China's economy is expected to grow 6.6 percent in 2017 and 6.2 percent in 2018, which are 0.1 percentage point and 0.2 percentage point higher than its forecast in January, according to IMF's latest World Economic Outlook.
According to the IMF, the upgrade is a reflection of the strong economic growth of China in 2016 and the country is expected to continue its growth, supported with policies.
As the outlook on Chinese economy is strong, the IMF has also raised the global growth forecast for next year. The global economy posted a growth of 3.5 percent this year, an increase of 0.1 percentage point from the projected growth in January.
"This improvement comes primarily from good economic news for Europe and Asia, and within Asia, notably for China and Japan," IMF chief economist Maurice Obstfeld was quoted as saying.
Obstfeld added that China is continuing its process of rebalancing accounts as shown by the decline in current account surplus and the increase in the share of services in the country's gross domestic product (GDP).

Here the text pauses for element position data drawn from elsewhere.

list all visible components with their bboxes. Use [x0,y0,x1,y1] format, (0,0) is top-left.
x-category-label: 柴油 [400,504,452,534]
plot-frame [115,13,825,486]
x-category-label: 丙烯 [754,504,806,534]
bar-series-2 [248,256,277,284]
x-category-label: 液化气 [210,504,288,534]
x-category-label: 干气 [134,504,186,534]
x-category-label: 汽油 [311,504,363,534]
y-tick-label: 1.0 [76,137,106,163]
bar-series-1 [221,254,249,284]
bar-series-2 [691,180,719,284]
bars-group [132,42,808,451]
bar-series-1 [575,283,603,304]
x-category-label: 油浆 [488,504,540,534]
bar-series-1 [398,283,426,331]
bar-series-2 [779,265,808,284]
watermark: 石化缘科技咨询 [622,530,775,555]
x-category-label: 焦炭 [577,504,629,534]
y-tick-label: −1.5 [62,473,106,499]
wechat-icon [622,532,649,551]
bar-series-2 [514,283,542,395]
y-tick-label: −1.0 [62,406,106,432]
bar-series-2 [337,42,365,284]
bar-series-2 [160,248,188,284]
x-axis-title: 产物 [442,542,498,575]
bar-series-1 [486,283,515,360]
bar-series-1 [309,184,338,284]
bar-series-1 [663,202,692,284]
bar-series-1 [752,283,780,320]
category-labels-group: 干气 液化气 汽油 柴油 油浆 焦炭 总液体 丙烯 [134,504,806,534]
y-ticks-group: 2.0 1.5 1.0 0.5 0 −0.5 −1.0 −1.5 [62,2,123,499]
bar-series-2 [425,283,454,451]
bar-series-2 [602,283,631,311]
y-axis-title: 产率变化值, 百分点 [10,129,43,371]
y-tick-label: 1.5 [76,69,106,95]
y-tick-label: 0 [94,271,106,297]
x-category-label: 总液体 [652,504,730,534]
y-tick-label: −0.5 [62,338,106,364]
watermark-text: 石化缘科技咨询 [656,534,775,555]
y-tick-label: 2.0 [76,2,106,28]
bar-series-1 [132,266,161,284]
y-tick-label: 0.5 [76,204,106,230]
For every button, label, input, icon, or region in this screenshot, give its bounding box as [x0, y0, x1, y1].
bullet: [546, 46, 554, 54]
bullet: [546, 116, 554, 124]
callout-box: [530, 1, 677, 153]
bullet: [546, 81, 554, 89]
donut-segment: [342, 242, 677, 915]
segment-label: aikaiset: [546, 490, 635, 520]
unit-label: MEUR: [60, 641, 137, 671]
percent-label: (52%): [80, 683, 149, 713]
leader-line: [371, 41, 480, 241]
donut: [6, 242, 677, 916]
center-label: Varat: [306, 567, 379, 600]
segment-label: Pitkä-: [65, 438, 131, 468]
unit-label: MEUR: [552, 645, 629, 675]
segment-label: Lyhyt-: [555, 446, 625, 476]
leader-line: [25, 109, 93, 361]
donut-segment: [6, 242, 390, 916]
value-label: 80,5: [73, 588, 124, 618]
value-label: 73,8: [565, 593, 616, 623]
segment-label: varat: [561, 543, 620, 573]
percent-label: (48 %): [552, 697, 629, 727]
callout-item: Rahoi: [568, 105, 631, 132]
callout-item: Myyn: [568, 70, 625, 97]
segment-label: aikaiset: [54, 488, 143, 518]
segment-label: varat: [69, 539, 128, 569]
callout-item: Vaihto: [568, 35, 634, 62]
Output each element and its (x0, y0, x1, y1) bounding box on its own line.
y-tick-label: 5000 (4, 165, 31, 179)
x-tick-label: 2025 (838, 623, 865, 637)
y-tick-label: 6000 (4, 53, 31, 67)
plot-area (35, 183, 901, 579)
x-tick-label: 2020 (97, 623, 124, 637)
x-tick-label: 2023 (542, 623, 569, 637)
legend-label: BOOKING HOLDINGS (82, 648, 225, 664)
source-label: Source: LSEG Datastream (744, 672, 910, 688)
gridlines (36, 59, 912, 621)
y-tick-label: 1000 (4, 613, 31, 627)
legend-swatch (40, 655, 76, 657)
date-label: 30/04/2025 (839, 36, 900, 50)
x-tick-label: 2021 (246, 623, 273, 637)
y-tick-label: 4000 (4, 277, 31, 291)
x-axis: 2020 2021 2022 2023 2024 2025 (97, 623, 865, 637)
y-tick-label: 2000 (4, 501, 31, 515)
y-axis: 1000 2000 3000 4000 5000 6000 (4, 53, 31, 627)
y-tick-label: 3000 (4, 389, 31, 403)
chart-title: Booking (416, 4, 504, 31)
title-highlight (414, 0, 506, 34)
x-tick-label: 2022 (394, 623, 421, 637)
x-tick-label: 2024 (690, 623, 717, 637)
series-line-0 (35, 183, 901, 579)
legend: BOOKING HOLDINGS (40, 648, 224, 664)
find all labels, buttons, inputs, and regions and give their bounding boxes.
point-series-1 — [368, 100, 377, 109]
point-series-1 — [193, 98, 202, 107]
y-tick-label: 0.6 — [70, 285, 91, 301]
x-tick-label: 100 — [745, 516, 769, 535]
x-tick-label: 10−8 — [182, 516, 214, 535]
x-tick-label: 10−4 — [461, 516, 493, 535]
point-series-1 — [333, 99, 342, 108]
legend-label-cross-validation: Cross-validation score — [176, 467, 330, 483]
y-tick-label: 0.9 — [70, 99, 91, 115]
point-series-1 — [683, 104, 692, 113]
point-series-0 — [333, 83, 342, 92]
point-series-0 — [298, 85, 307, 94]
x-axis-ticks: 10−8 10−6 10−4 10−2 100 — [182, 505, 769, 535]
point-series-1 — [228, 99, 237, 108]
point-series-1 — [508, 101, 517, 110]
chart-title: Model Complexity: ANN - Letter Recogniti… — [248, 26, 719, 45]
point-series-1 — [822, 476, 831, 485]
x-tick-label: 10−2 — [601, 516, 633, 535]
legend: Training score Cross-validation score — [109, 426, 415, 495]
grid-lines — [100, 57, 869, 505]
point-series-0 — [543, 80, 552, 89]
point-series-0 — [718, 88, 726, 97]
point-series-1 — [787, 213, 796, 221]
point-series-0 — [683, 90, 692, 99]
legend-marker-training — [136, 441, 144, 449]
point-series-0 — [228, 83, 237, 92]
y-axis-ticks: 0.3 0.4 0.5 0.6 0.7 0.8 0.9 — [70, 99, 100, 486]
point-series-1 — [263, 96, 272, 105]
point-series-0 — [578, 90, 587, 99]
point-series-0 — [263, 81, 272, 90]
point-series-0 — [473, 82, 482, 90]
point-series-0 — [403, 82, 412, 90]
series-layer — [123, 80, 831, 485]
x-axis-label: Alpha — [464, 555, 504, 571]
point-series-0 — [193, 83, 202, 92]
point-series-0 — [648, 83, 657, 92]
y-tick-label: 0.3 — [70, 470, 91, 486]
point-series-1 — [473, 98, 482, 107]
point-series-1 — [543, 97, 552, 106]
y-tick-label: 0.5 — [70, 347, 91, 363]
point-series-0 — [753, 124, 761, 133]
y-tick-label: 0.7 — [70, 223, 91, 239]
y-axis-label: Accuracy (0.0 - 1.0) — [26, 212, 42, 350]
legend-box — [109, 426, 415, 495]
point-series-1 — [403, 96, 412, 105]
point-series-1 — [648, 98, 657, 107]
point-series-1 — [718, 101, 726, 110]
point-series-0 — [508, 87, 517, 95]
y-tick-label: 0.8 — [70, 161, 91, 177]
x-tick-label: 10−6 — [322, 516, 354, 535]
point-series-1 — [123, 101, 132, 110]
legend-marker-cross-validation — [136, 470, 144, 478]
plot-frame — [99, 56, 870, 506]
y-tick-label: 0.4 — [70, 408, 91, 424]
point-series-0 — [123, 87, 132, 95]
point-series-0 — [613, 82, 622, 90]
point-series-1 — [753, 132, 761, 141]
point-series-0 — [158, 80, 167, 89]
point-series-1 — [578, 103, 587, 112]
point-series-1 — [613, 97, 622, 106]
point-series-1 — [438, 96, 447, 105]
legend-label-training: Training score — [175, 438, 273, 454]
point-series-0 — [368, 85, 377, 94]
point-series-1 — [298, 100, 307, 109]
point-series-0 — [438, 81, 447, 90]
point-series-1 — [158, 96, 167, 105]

The IMF, however, warned the country to implement measures to curb risks that are caused by rising credit.
It also cautioned China about protectionist policies adopted by countries, such as the U.S., which could further drive capital outflows that could affect financial conditions in the country and the economy, in general.
In January, the IMF warned of risks to China's economy that may be caused by a sharp slowdown or disruptive adjustment, as it urged the government to tackle the high corporate debt worsened by capital outflows.
The country's corporate debt has reached 169 percent of its GDP, which international financial institutions fear could lead to a financial crisis.
China's leaders, however, pledged that they would address the financial risks this year and limit the corporate debt ratio at current levels.